Democratic strategist Fred Hicks of Atlanta says he isn’t worried about the 7th district flipping Republican. McBath as a woman of color resonates with many minorities there; one reason she beat Bourdeaux, who is white, so soundly, he said. Bordeaux had lost narrowly in 2018 and won narrowly in 2020.
Democrats are running a very diverse slate of candidates on the state’s ballot in November, including Bee Nguyen for secretary of state, their first ever Asian woman candidate statewide, Hicks said.
He acknowledged that Republicans have their own appeal to minorities. Incumbent Gov. Brian Kemp, running for reelection against Stacey Abrams, has appointed more black women to the bench than any other governor and the first Hispanic woman judge in DeKalb County in the Atlanta metro area, Hicks said.
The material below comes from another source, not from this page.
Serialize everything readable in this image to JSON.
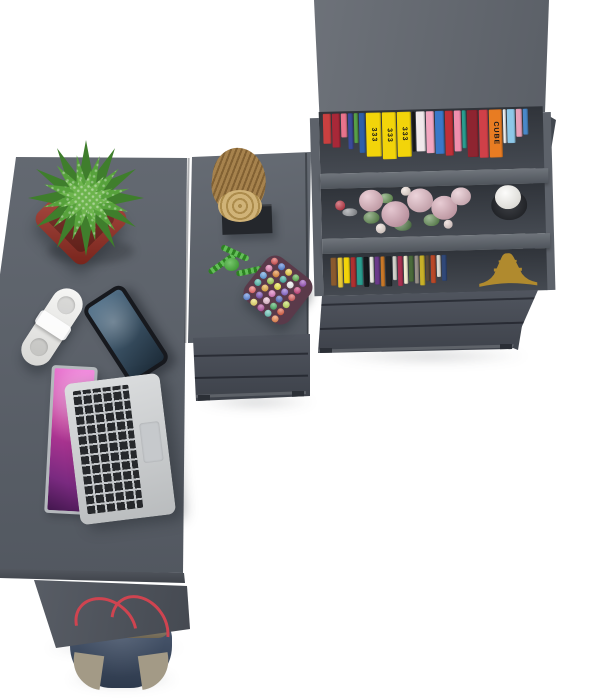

He agreed the 7th District’s Hispanic community is very politically diverse, but he argued that cuts in the Democrats’ favor in some ways. South Florida’s Cubans and Venezuelans who escaped Communist or socialist regimes can be passionately anti-Communist, but that matters less on average to groups here. And while the border crisis looms for Texas Hispanics, the Mexican border is a long way from Atlanta.
“It’s easy to talk about (voting) blocs, but it’s way more nuanced than that,” Hicks said. “Republicans have historically been better at that than the Democrats.”
“She has such strong name identification and high likeability numbers that I think Lucy McBath is going to be fine,” the Democrats’ strategist said. “This is not a race I worry about.”